Ende September war es mal wieder soweit: die AVL brach zu einer Vereinsreise auf, die schon wieder in die Niederlande führen sollte und mit 18 Teilnehmern eine sehr gute Resonanz besaß. Nachdem man im letzten Jahr bereits Franeker besucht hatte, um das älteste noch funktionierende Planetarium zu sehen, stand in diesem Jahr Noordwijk an der Nordsee auf dem Programm. Dort befindet sich das Europäische Weltraumforschungs- und Technologiezentrum ESTEC, das Teil der Europäischen Weltraumorganisation ESA ist. Zusätzlich wurde in der Nähe das Städtchen Leiden mit der ältesten Universitätssternwarte der Welt besucht. Die Space Expo Noordwijk, die auf dem ESTEC-Gelände untergebracht ist und viele 1:1-Modelle rund um die Raumfahrt ausstellt, rundete das Programm am letzten Tag der Reise ab.

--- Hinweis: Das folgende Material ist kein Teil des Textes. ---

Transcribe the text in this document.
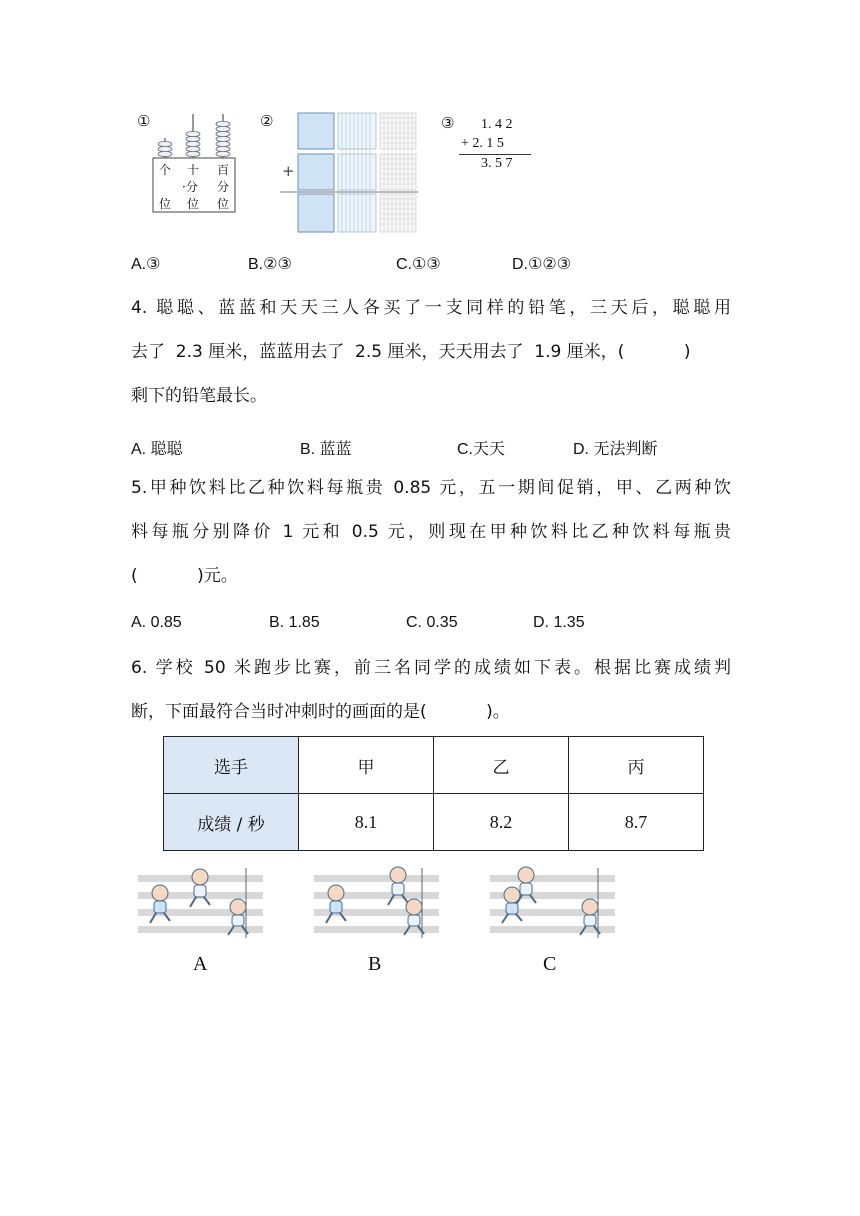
①
个 十 百
·分 分
位 位 位
②
+
③ 1. 4 2
+ 2. 1 5
3. 5 7
A.③	B.②③	C.①③	D.①②③
4. 聪聪、蓝蓝和天天三人各买了一支同样的铅笔，三天后，聪聪用
去了  2.3 厘米，蓝蓝用去了  2.5 厘米，天天用去了  1.9 厘米，(           )
剩下的铅笔最长。
A. 聪聪	B. 蓝蓝	C.天天	D. 无法判断
5.甲种饮料比乙种饮料每瓶贵 0.85 元，五一期间促销，甲、乙两种饮
料每瓶分别降价 1 元和 0.5 元，则现在甲种饮料比乙种饮料每瓶贵
(           )元。
A. 0.85	B. 1.85	C. 0.35	D. 1.35
6. 学校 50 米跑步比赛，前三名同学的成绩如下表。根据比赛成绩判
断，下面最符合当时冲刺时的画面的是(           )。
选手	甲	乙	丙
成绩 / 秒	8.1	8.2	8.7
A	B	C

Der Weg in die Niederlande wurde mit dem Pkw zurückgelegt, da ein Bus aus unterschiedlichen Gründen nicht gemietet werden konnte. Das war auch im Nachhinein nicht verkehrt, wenn man die Parksituation vor Ort betrachtete. Als erster Zwischenstopp stand das Old Observatory Leiden (https://www.universiteitleiden.nl/old-observatory) auf dem Programm. Die Sternwarte Leiden (Sterrewacht Leiden) wurde bereits 1633 als Observatorium der Universität Leiden erbaut. In den ersten beiden Jahrhunderten setzte man die Sternwarte vor allem für Ausbildungszwecke ein. Im Jahr 1861 wurde ein neues und größeres Observatorium unter der Leitung von Frederik Kaiser gebaut, der der Sternwarte eine wissenschaftliche Ausrichtung gab. So hatte die Sternwarte Leiden nach ihm viele Direktoren von Weltruf, u.a. Willem de Sitter, Ejnar Hertzsprung und Jan Hendrik Oort. In den 1920er Jahren war auch Albert Einstein häufiger zu Besuch an der Universität Leiden, weil er dort eine Gastprofessur unterhielt, die er hauptsächlich als Gefallen für seinen Freund Hendrik Antoon Lorentz wahrnahm. Aus dieser Zeit gibt es dort in dem Observatorium mit der größten Kuppel den sog. Einstein-Stuhl, der von ihm laut Überlieferung mehrmals – und durch unser AVL-Mitglied Peter Steffen einmalig – verwendet wurde. In den verschiedenen Kuppeln sind immer noch Refraktoren und Spiegelteleskope im Einsatz, die heute aber nicht mehr wissenschaftlich, sondern von Hobbyastronomen verwendet werden. Diese wurden ebenfalls von der AVL besichtigt, nachdem man einen sehr interessanten Vortrag über das Observatorium und die Astronomie-Geschichte der Stadt Leiden und den Niederlanden im Allgemeinen gehört hatte.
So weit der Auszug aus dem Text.